The cramp twists again, harder, and my breath catches before I can stop it, a small broken sound in the quiet car.

He hears it. Of course he hears it. He hears everything.

“You okay?”

“Seatbelt’s digging in.” I shift, press my hand flat to my stomach under the guise of fixing it, and breathe through the worst of it with my face turned to the window. “I’m good. Keep going. You were marrying off our imaginary dog-children.”

He laughs and he keeps going, and I sit there with my hand pressed to my stomach, smiling at the side of his happy face, letting him build the whole bright future out loud while I sit on the one thing that could knock it down.

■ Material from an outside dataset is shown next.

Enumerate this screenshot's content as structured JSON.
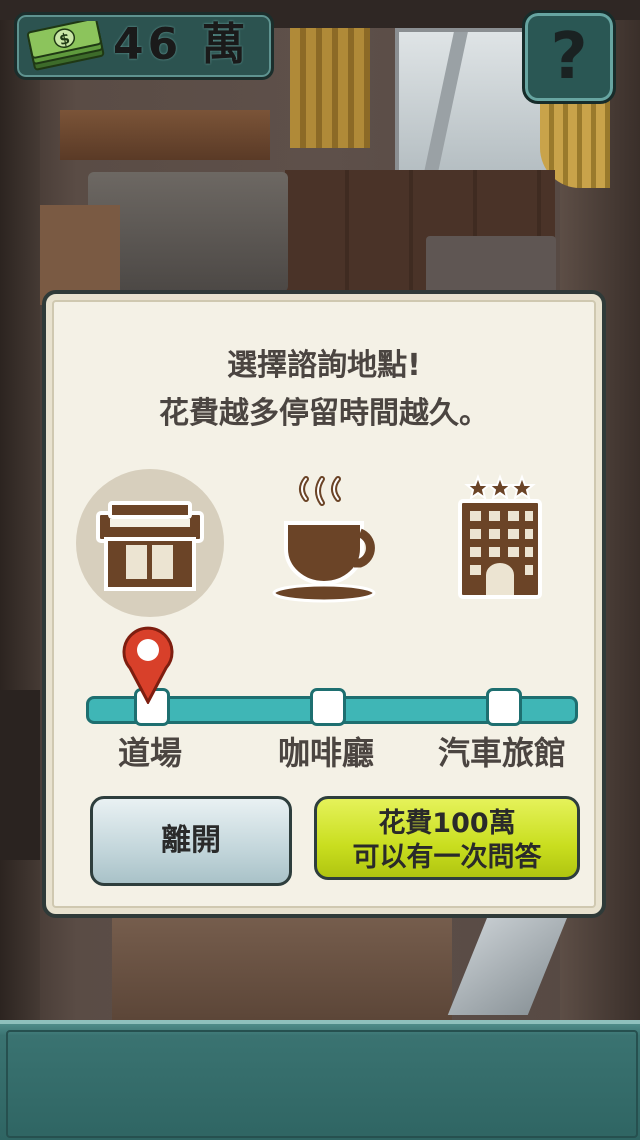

I could just tell him. Right now. The words are sitting right there in my mouth. There’s damage, it might not happen, I’m scared. He’d pull over. He’d hold me in some gas station parking lot and swear up and down that none of it changes a thing, and I’d almost believe him.

But how do you even say that to someone?

How do you look at a man who just spent the whole drive home picking out your future kids’ eyes, who wants the dog and the wedding and a couple of little ones tripping over the dog, and tell him the one thing he’s counting on might not happen?

How do you take that away from him when he’s this happy about it?

I’ve given people bad news a hundred times at work and I still don’t have the words for this one.

So I don’t say anything. And it’s not that I want to lie to him.

I hate that I’m lying to him, it sits in my chest like a stone I swallowed.

I just can’t do it yet. He asked me to marry him eight days ago not knowing any of this, and some scared little part of me needs to keep it that way a bit longer.

I need to know the yes was for me first, before it has to be for this too.

“You’ve gone quiet,” he says.

“Just hungry. Feed me before I turn on you.”

“Yes ma’am.” He flicks the blinker and turns us toward food, happy, none the wiser, and I look out the window so he won’t see what my face is doing, and I promise myself I’ll tell him. Soon. Just not in this car, not in this minute, not yet.